Glossitis, or inflammation of the tongue in which papillae are lost and the surface appears smooth, can be a symptom of pernicious anemia. Patients with glossitis may experience changes in the color of the tongue, soreness or tenderness and difficulty speaking or chewing.
Pregnant women are at higher risk of anemia, particularly during the 2nd and 3rd trimesters, when the amount of blood in the body increases by 20% to 30%. Many pregnant women lack sufficient amounts of iron and other vitamins to produce adequate amounts of hemoglobin, so clinicians may prescribe an iron supplement. Women who are significantly anemic during pregnancy are at greater risk for preterm labor, can lose significant amounts of blood during delivery and are at greater risk for infection.
Aplastic anemia is a rare and serious form of anemia caused by damage to bone marrow, in which the body does not produce enough new blood cells, predisposing the patient to higher risk for uncontrolled bleeding and infections. This photo shows the pale inner eyelid of a patient with aplastic anemia. Causes include long-term or serious illnesses, such as kidney disease, cancer, diabetes, rheumatoid arthritis, HIV/AIDS, inflammatory bowel disease, liver disease, heart failure and thyroid disease.
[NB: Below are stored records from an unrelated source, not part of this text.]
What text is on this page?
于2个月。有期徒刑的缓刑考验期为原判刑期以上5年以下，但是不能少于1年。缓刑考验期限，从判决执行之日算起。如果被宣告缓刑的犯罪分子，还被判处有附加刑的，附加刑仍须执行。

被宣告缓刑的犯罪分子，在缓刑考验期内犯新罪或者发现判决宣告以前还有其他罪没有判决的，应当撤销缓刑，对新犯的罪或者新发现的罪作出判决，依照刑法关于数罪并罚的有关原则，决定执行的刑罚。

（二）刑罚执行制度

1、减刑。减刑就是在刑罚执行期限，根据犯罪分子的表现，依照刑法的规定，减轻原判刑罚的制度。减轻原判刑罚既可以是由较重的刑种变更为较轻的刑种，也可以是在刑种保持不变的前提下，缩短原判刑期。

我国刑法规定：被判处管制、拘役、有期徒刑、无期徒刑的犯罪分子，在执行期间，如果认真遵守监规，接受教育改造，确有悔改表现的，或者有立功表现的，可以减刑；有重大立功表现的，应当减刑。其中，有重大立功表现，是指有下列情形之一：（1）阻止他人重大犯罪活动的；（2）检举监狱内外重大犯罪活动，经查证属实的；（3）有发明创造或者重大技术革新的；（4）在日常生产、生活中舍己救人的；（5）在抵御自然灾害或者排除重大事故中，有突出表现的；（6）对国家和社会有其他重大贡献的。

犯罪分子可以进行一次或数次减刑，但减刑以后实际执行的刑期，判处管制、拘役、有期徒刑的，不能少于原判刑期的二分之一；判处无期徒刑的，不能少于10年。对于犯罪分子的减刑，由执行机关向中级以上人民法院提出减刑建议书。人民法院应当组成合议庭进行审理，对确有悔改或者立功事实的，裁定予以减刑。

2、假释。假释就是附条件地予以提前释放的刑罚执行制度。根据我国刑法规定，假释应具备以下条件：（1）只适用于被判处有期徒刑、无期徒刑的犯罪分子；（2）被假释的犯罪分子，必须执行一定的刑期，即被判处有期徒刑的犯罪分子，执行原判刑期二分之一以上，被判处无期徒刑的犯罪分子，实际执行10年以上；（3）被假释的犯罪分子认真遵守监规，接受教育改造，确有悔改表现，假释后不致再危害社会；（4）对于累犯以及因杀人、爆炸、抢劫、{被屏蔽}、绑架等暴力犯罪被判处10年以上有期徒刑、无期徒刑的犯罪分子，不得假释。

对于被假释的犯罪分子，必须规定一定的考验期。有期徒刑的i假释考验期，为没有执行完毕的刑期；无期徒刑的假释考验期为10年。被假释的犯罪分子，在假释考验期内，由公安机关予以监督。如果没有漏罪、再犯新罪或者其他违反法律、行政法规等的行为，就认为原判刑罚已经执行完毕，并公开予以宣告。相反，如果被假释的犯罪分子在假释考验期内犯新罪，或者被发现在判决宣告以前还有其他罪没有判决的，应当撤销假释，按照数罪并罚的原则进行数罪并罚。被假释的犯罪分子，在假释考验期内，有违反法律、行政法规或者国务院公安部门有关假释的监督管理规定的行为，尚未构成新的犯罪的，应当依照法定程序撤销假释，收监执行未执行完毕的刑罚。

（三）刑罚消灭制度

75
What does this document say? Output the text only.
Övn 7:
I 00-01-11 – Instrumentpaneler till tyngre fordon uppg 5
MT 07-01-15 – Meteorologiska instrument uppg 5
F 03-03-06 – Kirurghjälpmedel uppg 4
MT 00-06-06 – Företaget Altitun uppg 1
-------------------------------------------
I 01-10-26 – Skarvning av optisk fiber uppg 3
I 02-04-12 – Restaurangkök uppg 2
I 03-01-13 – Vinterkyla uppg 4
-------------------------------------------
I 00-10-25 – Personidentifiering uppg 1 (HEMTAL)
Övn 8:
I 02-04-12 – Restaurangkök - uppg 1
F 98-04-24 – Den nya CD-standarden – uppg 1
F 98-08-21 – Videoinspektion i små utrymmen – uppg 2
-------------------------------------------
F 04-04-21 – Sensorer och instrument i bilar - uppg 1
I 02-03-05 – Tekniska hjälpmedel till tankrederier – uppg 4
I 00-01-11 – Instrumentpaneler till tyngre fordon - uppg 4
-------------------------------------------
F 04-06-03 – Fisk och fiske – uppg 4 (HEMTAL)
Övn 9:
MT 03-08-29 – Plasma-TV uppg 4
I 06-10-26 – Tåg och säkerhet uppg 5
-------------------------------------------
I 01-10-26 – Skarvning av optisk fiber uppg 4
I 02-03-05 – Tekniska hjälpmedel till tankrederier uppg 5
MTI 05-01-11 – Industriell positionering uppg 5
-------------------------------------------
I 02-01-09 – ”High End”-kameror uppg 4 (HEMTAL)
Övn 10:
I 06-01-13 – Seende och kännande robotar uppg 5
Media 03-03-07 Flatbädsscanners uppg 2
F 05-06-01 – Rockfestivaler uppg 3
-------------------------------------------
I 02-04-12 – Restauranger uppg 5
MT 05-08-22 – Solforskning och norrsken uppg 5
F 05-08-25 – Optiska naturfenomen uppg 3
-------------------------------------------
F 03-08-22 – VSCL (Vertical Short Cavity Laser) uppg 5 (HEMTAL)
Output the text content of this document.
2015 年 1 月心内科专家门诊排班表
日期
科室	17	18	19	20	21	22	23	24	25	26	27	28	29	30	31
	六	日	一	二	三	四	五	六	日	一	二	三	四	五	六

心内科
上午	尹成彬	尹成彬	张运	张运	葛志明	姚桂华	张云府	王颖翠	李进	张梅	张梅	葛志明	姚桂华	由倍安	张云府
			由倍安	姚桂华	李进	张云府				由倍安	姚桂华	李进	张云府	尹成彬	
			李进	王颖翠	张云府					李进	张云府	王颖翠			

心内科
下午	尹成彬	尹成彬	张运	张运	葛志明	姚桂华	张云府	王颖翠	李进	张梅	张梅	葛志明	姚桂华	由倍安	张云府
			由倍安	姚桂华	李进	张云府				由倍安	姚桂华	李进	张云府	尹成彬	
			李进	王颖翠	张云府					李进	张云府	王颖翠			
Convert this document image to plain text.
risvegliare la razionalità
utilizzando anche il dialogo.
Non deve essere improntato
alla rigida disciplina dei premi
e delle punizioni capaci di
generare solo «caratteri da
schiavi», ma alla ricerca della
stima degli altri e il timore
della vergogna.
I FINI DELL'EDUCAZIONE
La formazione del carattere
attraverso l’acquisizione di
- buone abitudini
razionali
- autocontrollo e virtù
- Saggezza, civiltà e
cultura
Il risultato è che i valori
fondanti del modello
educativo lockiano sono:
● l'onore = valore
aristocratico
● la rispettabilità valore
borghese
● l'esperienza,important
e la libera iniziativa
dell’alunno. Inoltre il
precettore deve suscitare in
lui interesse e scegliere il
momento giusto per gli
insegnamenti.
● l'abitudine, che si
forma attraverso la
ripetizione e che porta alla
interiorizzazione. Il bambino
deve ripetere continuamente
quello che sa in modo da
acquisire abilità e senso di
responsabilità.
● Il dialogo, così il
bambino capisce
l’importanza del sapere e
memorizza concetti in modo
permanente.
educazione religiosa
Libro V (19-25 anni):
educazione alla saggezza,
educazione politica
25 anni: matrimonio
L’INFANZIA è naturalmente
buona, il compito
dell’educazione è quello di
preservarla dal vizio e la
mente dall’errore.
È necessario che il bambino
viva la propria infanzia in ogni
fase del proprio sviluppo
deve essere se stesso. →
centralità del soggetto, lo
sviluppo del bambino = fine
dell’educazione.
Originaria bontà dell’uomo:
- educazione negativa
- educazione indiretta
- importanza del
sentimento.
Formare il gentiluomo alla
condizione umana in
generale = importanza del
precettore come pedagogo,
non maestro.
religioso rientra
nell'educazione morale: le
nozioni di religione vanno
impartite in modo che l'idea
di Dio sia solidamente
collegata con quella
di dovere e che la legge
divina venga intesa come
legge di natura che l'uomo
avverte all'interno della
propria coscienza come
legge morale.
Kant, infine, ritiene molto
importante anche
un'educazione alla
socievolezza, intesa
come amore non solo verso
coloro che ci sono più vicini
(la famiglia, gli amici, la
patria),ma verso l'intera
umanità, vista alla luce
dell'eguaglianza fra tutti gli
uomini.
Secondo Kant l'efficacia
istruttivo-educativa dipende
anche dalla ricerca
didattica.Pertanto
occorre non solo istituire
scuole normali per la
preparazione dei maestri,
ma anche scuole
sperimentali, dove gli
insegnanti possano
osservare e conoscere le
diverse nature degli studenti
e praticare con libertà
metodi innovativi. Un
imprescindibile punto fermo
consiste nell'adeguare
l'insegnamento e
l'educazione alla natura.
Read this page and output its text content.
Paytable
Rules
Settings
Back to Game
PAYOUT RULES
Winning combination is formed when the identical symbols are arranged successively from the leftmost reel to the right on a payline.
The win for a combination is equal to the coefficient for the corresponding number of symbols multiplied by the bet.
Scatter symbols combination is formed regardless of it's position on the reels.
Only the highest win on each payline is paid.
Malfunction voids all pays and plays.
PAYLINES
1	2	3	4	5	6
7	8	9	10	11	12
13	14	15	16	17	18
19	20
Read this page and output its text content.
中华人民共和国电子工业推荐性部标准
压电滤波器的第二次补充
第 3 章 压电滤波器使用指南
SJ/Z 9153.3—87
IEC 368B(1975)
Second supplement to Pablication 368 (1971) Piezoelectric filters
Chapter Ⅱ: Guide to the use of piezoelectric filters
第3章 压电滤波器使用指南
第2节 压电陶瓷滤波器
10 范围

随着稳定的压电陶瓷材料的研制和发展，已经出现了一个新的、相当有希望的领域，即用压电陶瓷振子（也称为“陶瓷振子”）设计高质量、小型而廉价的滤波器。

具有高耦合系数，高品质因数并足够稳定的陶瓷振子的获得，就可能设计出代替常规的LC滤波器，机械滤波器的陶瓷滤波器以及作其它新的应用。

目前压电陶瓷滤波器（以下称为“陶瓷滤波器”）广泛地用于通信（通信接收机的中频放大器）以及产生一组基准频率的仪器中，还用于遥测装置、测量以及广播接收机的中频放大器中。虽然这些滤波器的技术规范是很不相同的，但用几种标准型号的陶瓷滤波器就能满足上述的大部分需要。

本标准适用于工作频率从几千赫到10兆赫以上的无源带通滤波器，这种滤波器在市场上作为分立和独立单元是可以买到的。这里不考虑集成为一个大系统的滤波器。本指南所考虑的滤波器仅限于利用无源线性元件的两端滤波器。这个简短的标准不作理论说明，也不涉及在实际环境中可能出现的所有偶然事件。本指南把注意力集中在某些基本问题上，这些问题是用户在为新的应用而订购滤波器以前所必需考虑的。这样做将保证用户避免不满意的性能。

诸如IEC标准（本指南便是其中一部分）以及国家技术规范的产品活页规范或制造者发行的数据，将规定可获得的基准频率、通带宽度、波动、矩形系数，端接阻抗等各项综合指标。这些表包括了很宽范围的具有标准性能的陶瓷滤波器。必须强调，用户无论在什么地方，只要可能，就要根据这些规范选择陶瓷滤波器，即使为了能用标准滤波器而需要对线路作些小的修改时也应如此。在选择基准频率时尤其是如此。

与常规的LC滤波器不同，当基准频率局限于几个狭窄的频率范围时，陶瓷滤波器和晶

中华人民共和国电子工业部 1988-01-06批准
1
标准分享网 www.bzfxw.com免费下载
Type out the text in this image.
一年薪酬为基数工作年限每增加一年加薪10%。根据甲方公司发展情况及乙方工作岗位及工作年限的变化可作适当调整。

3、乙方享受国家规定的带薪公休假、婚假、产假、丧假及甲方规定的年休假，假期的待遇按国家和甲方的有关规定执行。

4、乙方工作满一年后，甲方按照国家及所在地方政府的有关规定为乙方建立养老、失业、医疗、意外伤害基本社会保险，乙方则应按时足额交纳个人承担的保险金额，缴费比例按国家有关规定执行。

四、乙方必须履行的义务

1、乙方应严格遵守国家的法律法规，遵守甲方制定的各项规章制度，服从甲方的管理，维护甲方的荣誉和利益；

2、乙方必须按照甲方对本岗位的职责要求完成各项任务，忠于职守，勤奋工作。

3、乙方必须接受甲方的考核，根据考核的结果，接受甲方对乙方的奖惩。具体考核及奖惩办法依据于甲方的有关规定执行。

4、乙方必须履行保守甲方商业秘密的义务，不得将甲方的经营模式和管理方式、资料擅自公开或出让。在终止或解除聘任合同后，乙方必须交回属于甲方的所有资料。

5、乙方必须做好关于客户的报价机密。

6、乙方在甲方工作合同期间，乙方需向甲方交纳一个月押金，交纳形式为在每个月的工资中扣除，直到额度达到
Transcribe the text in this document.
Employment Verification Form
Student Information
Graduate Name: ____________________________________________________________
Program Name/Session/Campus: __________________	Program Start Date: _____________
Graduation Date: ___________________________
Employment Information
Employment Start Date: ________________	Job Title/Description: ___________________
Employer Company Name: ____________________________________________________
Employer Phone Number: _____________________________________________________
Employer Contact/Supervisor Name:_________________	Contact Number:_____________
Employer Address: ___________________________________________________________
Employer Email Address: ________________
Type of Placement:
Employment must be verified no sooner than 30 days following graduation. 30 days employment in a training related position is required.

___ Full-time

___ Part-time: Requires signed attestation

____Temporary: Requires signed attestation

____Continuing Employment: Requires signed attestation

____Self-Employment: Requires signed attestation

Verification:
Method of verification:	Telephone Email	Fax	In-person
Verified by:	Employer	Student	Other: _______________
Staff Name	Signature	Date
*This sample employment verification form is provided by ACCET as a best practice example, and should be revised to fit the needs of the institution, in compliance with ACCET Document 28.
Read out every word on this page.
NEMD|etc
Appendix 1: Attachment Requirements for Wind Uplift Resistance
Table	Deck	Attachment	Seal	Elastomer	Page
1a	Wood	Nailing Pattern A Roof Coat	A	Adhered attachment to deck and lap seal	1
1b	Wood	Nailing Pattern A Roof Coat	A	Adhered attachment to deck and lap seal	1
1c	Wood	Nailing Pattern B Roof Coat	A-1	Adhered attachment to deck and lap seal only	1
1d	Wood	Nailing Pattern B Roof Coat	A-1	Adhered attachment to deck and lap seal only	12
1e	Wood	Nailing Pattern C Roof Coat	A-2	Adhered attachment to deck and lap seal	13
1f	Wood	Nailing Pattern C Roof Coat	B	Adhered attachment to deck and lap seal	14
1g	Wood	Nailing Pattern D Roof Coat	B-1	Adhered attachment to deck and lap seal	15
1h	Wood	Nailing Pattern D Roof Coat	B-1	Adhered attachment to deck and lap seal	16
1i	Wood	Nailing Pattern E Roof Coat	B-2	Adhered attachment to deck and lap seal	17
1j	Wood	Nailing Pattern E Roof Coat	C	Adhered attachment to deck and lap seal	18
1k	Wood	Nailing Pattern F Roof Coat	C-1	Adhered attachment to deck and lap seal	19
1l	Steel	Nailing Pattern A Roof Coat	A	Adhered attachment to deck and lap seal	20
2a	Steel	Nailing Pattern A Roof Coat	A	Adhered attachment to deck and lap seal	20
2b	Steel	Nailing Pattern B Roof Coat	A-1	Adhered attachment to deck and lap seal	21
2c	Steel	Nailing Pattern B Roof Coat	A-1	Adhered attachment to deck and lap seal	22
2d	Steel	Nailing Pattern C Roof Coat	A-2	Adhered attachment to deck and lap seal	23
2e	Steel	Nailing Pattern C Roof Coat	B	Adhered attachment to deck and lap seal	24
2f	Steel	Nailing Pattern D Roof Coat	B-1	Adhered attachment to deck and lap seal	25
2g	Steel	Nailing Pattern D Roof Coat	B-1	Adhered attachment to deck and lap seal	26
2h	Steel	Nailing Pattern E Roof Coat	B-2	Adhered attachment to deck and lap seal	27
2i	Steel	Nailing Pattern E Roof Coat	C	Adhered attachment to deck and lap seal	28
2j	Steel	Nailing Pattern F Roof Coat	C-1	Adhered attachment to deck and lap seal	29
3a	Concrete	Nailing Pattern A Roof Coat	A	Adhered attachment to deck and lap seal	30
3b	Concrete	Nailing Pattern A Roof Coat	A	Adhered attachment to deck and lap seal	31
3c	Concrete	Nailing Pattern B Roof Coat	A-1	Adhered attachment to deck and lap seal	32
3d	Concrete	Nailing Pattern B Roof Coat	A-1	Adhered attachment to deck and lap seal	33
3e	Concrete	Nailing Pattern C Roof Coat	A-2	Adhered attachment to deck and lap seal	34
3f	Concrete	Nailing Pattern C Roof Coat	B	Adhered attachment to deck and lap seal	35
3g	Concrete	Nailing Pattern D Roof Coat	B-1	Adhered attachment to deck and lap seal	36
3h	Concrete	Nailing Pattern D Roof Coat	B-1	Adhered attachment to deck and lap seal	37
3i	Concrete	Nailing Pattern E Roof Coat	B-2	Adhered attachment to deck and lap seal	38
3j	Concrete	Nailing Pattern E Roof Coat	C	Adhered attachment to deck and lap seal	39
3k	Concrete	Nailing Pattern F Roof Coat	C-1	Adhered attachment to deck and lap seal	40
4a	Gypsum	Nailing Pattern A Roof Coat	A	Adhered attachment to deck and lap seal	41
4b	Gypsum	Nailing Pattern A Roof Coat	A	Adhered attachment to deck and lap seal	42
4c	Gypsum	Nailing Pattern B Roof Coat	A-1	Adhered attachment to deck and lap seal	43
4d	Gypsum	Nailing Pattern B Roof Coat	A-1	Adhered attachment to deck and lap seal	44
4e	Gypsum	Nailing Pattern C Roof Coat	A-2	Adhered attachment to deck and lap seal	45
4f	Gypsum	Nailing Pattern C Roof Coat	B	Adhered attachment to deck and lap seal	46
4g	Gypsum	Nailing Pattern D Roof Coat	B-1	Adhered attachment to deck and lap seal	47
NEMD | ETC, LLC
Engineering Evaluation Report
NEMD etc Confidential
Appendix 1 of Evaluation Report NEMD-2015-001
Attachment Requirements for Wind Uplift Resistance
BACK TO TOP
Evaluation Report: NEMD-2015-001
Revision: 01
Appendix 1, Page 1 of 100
Anemia is a blood disorder characterized by a lack of red blood cells, which prevents the body from carrying adequate amounts of oxygen to tissue. There are three main causes of anemia – decreases in hemoglobin production, blood loss and destruction of red blood cells. It is a common disorder, occurring in all ages, genders and racial/ethnic groups. Women of child-bearing age are at higher risk than men due to loss of blood during menstruation. Patients with cancer may develop anemia due to chemotherapy, radiation therapy (if the long bones containing marrow are in the radiation field, or the cancer itself. Most forms of anemia are mild, short term and easily treated, but some can be severe, long-lasting and life-threatening if left untreated. Clinicians should perform a complete blood count (CBC) in patients with suspected anemia to determine the type and severity of the disorder.